Unitarians, Quakers, and Liberal Jews campaigned particularly hard on this, and Derek McAuley, Unitarian Chief Officer, Paul Parker (Recording Clerk, Quaker Yearly Meeting), and Rabbi Danny Rich, should be applauded for their lobbying efforts.

It is a shame that Pagans in England and Wales are unable to marry either opposite-sex or same-sex couples in a legal ceremony, but it looks as if the House of Lords have left open the possibility of humanist weddings, and weddings for other religions too.

Some queer activists have argued that same-sex marriage is just buying into a heteronormative and monogamous paradigm. Maybe it is – I personally do not want to get married – but if my fellow LGBT people want to declare their love before the community, and get the legal package of rights that goes with it, then I support that to the hilt.

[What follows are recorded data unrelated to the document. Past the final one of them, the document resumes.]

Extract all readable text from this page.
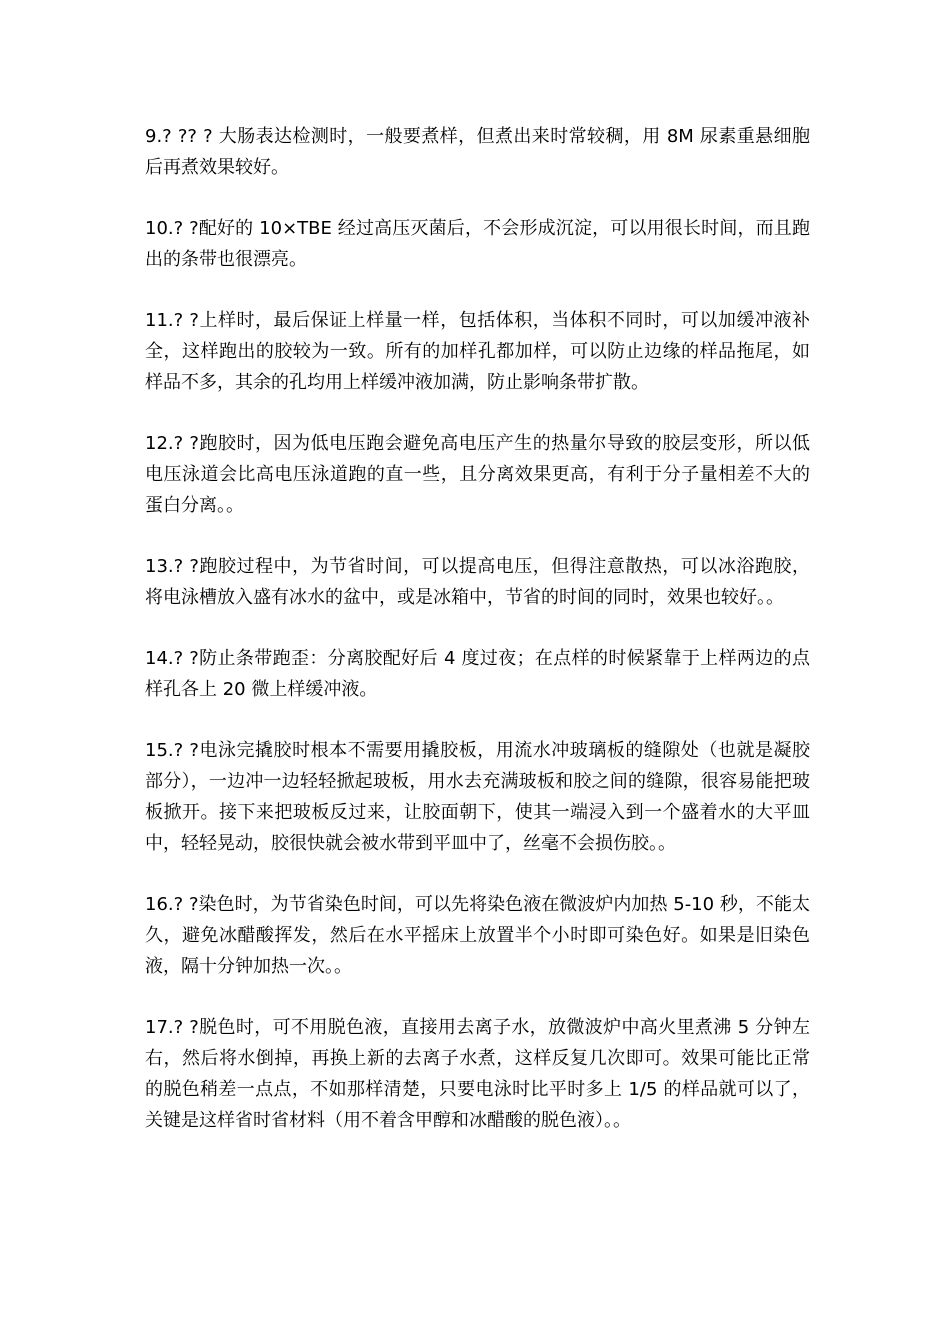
9.? ?? ? 大肠表达检测时，一般要煮样，但煮出来时常较稠，用 8M 尿素重悬细胞后再煮效果较好。

10.? ?配好的 10×TBE 经过高压灭菌后，不会形成沉淀，可以用很长时间，而且跑出的条带也很漂亮。

11.? ?上样时，最后保证上样量一样，包括体积，当体积不同时，可以加缓冲液补全，这样跑出的胶较为一致。所有的加样孔都加样，可以防止边缘的样品拖尾，如样品不多，其余的孔均用上样缓冲液加满，防止影响条带扩散。

12.? ?跑胶时，因为低电压跑会避免高电压产生的热量尔导致的胶层变形，所以低电压泳道会比高电压泳道跑的直一些，且分离效果更高，有利于分子量相差不大的蛋白分离。。

13.? ?跑胶过程中，为节省时间，可以提高电压，但得注意散热，可以冰浴跑胶，将电泳槽放入盛有冰水的盆中，或是冰箱中，节省的时间的同时，效果也较好。。

14.? ?防止条带跑歪：分离胶配好后 4 度过夜；在点样的时候紧靠于上样两边的点样孔各上 20 微上样缓冲液。

15.? ?电泳完撬胶时根本不需要用撬胶板，用流水冲玻璃板的缝隙处（也就是凝胶部分），一边冲一边轻轻掀起玻板，用水去充满玻板和胶之间的缝隙，很容易能把玻板掀开。接下来把玻板反过来，让胶面朝下，使其一端浸入到一个盛着水的大平皿中，轻轻晃动，胶很快就会被水带到平皿中了，丝毫不会损伤胶。。

16.? ?染色时，为节省染色时间，可以先将染色液在微波炉内加热 5-10 秒，不能太久，避免冰醋酸挥发，然后在水平摇床上放置半个小时即可染色好。如果是旧染色液，隔十分钟加热一次。。

17.? ?脱色时，可不用脱色液，直接用去离子水，放微波炉中高火里煮沸 5 分钟左右，然后将水倒掉，再换上新的去离子水煮，这样反复几次即可。效果可能比正常的脱色稍差一点点，不如那样清楚，只要电泳时比平时多上 1/5 的样品就可以了，关键是这样省时省材料（用不着含甲醇和冰醋酸的脱色液）。。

There are also still issues with the provision for transgender people, in that marriages previously dissolved on the grounds of a change of gender will not automatically be reinstated.

Polyamorous relationships are still not covered – but at least awareness has been raised about them, although there was a certain amount of throwing poly people under the bus by ‘mainstream’ gay activists.

There will also be considerable legal shenanigans around converting civil partnerships into marriages.

And whilst I am delighted by this victory, and by every advance for equality around the world, we should not forget that thousands of LGBT people around the world still face persecution, and LGBT people are still being deported from the UK despite facing persecution in their country of origin.

According to the Kaleidoscope Trust,

76 countries criminalise homosexual activity. Five continue to impose the death penalty. Governments and parliaments around the world are trying to pass laws that ban gay marriage, send LGBT people to jail or outlaw even speaking out in favour of the human rights of LGBT people.

So – cautious optimism and loud jubilation – but tomorrow, we keep fighting for LGBT rights around the world, and for human rights generally. Until it is safe everywhere to be Black, disabled, LGBT, a woman, or a member of a religious minority, then our work is not yet done.